Write Your Academic Degree the Right Way

The rule is straightforward once you know the function of each term. Use “bachelor’s degree” for the general credential, “Bachelor of Arts” or “Bachelor of Science” for formal degree titles, and “bachelors” only when referring to multiple people who hold bachelor’s degrees. Correct usage makes your writing cleaner and more professional.

Strong academic and career writing also goes beyond one apostrophe. Understanding different writing styles helps you adjust tone and structure for school, work, and professional communication. Knowing the types of college degrees can also help you describe credentials accurately when comparing programs or presenting your education to employers.

Key Insights

  • “Bachelor’s degree” is the correct general term. The apostrophe shows possession and should be used when referring to the undergraduate credential.
  • Formal degree titles do not use the apostrophe. Write “Bachelor of Arts,” “Bachelor of Science,” or another official title, not “Bachelor’s of Arts.”
  • “Bachelors” is plural, not a degree name. Use it only when referring to multiple people who hold bachelor’s degrees.
  • Accuracy matters in career documents. Résumés, applications, and profiles should use correct punctuation, capitalization, and abbreviations because employers often review them quickly.
  • Degree choice should be practical as well as personal. Compare accreditation, cost, format, transfer credits, experiential learning, career outcomes, and licensure fit before enrolling.
  • Fast and online options can work, but only when they are credible. Accelerated programs should still provide recognized accreditation, strong support, and a curriculum aligned with your goals.

References:

Other Things You Should Know About Bachelors vs. Bachelor’s Degree Programs

What does "bachelor" mean?

The term "bachelor" originally referred to a young man or a junior member of a guild in the 1300s. In modern usage, it signifies someone who holds an undergraduate or preliminary degree from a college or university.

Is it "bachelors" or "bachelor’s" degree?

The correct term is "bachelor’s degree" when referring to an undergraduate degree. "Bachelor’s" is singular and possessive, indicating that the degree belongs to an individual. "Bachelors" is a plural noun referring to multiple individuals holding bachelor’s degrees.

How long does it take to earn a bachelor’s degree?

A bachelor’s degree typically takes four years of full-time study to complete. This duration may vary depending on the program and the student’s pace.

What is the difference between a BA and a BS degree?

A Bachelor of Arts (BA) degree typically focuses on liberal arts and humanities, offering a broader education with more elective options. A Bachelor of Science (BS) degree emphasizes science, technology, engineering, and mathematics (STEM) fields, with a more specialized and technical curriculum.

How should I write my academic degree on a resumé?
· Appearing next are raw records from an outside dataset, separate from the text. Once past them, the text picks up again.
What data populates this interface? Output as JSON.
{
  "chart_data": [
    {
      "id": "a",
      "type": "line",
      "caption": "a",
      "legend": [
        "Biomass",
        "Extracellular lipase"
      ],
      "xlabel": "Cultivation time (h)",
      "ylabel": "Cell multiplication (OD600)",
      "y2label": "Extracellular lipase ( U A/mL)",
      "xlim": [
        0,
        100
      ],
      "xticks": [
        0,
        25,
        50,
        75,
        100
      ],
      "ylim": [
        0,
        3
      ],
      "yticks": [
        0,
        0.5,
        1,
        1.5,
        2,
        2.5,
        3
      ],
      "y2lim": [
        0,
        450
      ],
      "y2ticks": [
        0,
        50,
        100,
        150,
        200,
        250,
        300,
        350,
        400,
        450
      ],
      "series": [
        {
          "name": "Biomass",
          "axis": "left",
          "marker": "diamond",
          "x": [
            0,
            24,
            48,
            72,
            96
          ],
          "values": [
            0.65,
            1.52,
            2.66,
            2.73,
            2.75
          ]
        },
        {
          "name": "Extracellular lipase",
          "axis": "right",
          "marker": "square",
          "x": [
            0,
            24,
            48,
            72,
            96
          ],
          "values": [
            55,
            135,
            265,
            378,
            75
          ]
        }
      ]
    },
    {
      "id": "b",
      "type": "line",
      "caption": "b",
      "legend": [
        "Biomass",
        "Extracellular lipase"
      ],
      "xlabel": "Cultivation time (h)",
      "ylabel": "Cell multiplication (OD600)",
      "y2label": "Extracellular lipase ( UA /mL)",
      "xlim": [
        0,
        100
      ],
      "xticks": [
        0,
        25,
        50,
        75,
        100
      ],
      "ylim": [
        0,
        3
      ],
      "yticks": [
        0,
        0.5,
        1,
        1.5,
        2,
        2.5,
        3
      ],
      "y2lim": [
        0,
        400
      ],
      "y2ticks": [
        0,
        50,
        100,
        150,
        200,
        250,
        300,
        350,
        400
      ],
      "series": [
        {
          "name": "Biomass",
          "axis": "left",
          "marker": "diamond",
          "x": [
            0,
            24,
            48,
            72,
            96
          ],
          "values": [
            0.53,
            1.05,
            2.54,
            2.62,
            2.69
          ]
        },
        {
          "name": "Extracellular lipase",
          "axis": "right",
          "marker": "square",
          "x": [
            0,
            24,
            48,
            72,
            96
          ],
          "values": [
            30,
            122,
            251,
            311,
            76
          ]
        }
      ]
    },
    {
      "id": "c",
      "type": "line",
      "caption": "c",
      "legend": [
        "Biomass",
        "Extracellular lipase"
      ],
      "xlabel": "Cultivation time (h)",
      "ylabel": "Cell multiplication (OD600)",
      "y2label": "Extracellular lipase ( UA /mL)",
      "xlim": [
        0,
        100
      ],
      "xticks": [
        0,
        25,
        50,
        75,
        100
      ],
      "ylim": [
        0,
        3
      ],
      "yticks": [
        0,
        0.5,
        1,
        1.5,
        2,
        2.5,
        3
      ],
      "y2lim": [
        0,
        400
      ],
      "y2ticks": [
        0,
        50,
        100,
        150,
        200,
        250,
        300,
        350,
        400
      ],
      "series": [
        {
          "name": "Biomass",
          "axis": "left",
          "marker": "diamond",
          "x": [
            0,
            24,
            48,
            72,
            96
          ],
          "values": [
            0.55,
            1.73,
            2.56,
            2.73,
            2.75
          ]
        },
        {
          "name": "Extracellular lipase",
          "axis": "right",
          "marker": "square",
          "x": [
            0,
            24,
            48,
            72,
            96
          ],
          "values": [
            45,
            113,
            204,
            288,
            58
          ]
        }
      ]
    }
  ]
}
On your resumé, list your degree as "Bachelor of Arts," "Bachelor of Science," or simply "BA" or "BS," depending on your degree type. Make sure it corresponds precisely to your actual degree and include the university name and graduation year.

Why is it important to use the correct term for a bachelor’s degree?

Using the correct term for a bachelor’s degree is important for clear communication and professionalism. Grammatical errors in professional documents, such as resumés, can lead to negative impressions and reduce the chances of job opportunities.

What are the most popular bachelor’s degree programs for 2025?

The most popular bachelor’s degree programs for 2025 include Psychology, Computer Science, Finance, Business Administration, Accounting, Economics, Healthcare Administration, Nursing, Logistics, and Marketing.